Here's a happy day scenario, when both messages make it to the topic:
[23:35:42] Handling session with ID: 77777777-0000-0000-0000-000000000000
[23:35:42] Got a message of type: PaymentAccepted for session with ID 77777777-0000-0000-0000-000000000000
[23:35:43] Scheduling a timeout to check in 00:00:05
[23:35:48] Got a message of type: Timeout for session with ID 77777777-0000-0000-0000-000000000000
[23:35:48] Scheduling a timeout to check in 00:00:05
[23:35:52] Got a message of type: Timeout for session with ID 77777777-0000-0000-0000-000000000000
[23:35:53] Scheduling a timeout to check in 00:00:05
[23:35:55] Got a message of type: ItemShipped for session with ID 77777777-0000-0000-0000-000000000000
[23:35:55] Orchestration with session ID 77777777-0000-0000-0000-000000000000 has successfully completed. Sending notification (TBD).
[23:35:57] Got a message of type: Timeout for session with ID 77777777-0000-0000-0000-000000000000
[23:35:57] Orchestration ID 77777777-0000-0000-0000-000000000000 has completed. Discarding timeout.
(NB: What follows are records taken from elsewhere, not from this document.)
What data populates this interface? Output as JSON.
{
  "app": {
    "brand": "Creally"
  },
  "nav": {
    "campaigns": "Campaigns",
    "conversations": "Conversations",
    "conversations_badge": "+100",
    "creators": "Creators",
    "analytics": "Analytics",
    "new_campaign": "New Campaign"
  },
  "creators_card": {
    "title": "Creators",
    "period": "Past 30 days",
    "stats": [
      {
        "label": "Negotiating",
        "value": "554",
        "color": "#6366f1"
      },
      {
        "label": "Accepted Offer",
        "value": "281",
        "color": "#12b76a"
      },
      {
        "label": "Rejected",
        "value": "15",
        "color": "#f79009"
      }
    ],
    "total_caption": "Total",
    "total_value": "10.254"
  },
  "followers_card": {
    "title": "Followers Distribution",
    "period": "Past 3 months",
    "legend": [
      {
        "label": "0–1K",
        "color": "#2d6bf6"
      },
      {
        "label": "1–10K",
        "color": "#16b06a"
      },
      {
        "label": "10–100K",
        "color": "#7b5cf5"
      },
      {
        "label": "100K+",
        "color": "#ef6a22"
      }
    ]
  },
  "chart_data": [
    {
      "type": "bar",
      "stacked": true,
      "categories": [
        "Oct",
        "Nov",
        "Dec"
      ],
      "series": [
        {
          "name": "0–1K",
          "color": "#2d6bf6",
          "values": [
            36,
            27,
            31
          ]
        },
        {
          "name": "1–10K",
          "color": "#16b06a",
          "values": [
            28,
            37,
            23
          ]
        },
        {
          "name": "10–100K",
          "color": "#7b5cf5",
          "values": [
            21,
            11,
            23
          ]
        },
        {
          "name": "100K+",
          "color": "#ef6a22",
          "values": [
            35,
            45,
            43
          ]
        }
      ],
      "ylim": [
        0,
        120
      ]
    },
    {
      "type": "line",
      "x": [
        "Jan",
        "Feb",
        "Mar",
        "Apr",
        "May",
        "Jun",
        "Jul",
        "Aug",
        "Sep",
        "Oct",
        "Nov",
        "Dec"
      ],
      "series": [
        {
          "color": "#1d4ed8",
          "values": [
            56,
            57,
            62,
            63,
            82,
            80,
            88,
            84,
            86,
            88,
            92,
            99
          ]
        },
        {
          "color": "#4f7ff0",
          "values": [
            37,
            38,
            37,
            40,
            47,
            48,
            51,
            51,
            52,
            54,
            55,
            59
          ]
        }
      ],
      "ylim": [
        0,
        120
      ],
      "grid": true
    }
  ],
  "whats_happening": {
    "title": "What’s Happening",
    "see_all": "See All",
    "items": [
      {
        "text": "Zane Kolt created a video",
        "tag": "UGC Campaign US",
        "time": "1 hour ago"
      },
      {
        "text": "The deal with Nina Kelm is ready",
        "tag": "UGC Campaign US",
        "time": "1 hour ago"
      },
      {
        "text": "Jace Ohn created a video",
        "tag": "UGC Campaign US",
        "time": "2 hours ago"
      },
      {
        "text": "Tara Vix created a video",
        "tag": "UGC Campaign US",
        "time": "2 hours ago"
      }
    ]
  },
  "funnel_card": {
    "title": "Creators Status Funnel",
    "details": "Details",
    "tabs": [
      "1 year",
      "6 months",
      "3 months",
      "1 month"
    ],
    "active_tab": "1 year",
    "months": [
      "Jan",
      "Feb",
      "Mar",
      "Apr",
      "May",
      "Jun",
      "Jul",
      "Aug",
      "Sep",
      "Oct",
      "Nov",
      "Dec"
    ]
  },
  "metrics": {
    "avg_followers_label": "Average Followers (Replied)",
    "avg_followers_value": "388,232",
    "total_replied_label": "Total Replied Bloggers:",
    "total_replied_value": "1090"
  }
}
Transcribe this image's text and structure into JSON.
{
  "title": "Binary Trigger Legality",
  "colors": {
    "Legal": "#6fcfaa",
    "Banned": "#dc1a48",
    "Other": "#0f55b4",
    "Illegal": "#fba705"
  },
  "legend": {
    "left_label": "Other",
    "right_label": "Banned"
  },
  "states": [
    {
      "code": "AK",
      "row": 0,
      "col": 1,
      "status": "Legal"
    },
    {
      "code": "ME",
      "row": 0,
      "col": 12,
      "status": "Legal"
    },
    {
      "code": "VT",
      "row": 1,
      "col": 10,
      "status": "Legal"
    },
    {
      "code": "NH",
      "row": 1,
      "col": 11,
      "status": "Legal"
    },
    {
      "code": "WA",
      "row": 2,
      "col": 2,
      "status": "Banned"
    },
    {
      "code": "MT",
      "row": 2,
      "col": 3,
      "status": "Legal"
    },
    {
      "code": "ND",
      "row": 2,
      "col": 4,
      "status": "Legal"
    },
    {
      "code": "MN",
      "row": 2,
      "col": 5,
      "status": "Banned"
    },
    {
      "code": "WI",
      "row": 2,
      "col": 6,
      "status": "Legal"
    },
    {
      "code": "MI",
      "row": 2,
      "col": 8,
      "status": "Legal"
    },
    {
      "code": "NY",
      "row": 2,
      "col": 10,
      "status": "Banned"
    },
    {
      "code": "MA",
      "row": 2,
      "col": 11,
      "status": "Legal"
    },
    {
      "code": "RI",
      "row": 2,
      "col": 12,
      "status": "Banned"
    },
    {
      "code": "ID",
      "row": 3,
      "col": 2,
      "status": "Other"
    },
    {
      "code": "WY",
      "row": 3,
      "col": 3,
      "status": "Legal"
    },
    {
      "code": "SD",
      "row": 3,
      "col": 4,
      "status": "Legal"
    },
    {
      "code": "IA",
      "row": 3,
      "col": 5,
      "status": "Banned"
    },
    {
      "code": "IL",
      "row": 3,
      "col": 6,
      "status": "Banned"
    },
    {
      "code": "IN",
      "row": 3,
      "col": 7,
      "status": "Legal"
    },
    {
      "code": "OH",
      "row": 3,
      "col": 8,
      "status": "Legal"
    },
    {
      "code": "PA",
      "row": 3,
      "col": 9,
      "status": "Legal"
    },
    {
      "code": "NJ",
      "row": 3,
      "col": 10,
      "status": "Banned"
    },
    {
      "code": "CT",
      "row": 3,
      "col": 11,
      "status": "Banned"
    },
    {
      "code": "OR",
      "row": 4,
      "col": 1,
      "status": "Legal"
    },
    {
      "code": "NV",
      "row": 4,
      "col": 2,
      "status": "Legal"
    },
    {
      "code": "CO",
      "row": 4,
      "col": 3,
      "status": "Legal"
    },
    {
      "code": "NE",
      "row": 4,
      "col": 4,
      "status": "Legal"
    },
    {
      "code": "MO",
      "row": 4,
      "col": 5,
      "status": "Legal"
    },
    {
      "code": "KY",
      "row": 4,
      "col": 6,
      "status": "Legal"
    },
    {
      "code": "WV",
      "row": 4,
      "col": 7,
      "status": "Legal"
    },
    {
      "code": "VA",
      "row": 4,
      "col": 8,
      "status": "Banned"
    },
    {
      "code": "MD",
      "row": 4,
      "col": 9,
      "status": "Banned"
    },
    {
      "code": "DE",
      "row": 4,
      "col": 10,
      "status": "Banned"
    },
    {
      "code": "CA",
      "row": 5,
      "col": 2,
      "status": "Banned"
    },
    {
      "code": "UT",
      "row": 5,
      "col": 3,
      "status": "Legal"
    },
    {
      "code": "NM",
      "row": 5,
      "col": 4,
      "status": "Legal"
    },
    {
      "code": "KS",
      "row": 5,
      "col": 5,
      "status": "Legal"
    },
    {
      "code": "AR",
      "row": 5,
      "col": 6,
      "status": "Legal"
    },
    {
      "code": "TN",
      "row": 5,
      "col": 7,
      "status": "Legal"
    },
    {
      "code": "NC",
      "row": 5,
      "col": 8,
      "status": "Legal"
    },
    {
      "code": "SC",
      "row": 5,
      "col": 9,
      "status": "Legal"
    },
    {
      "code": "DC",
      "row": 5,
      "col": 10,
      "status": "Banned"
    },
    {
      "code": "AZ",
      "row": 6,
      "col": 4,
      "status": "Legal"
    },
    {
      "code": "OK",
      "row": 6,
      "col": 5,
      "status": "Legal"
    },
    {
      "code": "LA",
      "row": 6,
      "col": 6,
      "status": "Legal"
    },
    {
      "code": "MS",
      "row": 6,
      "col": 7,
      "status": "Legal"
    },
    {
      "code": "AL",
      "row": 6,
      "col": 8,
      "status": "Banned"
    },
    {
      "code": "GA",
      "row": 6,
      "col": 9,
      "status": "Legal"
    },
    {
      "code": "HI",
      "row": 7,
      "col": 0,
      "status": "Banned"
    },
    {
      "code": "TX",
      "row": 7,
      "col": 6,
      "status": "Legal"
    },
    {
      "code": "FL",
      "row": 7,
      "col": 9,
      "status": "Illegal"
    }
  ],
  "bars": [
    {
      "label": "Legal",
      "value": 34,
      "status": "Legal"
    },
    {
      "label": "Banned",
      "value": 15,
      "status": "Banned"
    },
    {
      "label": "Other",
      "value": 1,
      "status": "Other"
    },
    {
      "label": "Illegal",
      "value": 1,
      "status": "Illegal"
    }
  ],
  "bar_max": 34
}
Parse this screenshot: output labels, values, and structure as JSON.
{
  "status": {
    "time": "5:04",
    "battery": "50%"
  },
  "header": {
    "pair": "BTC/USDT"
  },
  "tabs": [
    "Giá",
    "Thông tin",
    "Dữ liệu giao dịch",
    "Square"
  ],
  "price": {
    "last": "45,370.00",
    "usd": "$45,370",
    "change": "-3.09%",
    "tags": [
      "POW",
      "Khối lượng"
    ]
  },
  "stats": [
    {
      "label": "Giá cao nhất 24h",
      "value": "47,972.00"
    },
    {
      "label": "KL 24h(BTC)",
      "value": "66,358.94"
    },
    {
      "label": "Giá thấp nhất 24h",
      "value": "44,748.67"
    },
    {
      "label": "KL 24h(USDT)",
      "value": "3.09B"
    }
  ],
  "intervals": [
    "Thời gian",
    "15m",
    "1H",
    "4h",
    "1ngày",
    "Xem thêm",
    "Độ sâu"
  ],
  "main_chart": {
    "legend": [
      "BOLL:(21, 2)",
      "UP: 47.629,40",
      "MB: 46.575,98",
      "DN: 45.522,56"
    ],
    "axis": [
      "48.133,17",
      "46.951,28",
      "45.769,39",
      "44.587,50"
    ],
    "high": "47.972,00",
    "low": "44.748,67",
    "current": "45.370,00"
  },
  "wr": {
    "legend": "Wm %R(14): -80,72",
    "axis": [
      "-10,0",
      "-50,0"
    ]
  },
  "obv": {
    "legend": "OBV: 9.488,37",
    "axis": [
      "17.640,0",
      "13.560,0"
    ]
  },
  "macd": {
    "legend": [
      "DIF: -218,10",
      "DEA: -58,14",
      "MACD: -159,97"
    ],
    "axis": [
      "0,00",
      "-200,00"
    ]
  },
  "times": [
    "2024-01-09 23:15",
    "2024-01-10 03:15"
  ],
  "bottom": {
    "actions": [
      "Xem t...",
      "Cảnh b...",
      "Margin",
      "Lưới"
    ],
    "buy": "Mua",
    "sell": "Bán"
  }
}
[23:36:13] Closing session with ID: 77777777-0000-0000-0000-000000000000
And this is what the execution looks like when one of the messages never arrives:
[01:15:16] Handling session with ID: 77777777-0000-0000-0000-000000000000
[01:15:16] Got a message of type: PaymentAccepted for session with ID 77777777-0000-0000-0000-000000000000
[01:15:16] Scheduling a timeout to check in 00:00:05
[01:15:21] Got a message of type: Timeout for session with ID 77777777-0000-0000-0000-000000000000
[01:15:21] Scheduling a timeout to check in 00:00:05
[01:15:26] Got a message of type: Timeout for session with ID 77777777-0000-0000-0000-000000000000
[01:15:26] Scheduling a timeout to check in 00:00:05
[01:15:31] Got a message of type: Timeout for session with ID 77777777-0000-0000-0000-000000000000
[01:15:31] Exhausted all retries (3). Executing compensating action and completing session with ID 77777777-0000-0000-0000-000000000000
[01:15:47] Closing session with ID: 77777777-0000-0000-0000-000000000000
Recap
Modelling a process that is executing over time requires persistence. With Azure Service Bus we can leverage Message Sessions to keep the state along with the session's messages, adding timeout messages to provide some future checkpoints to determine wherever the compensating logic needs to be executed or not. with the session state, we can also inspect the state of the saga by querying for it with the session ID and the correlation ID to be used.
Full solution is available on GitHub.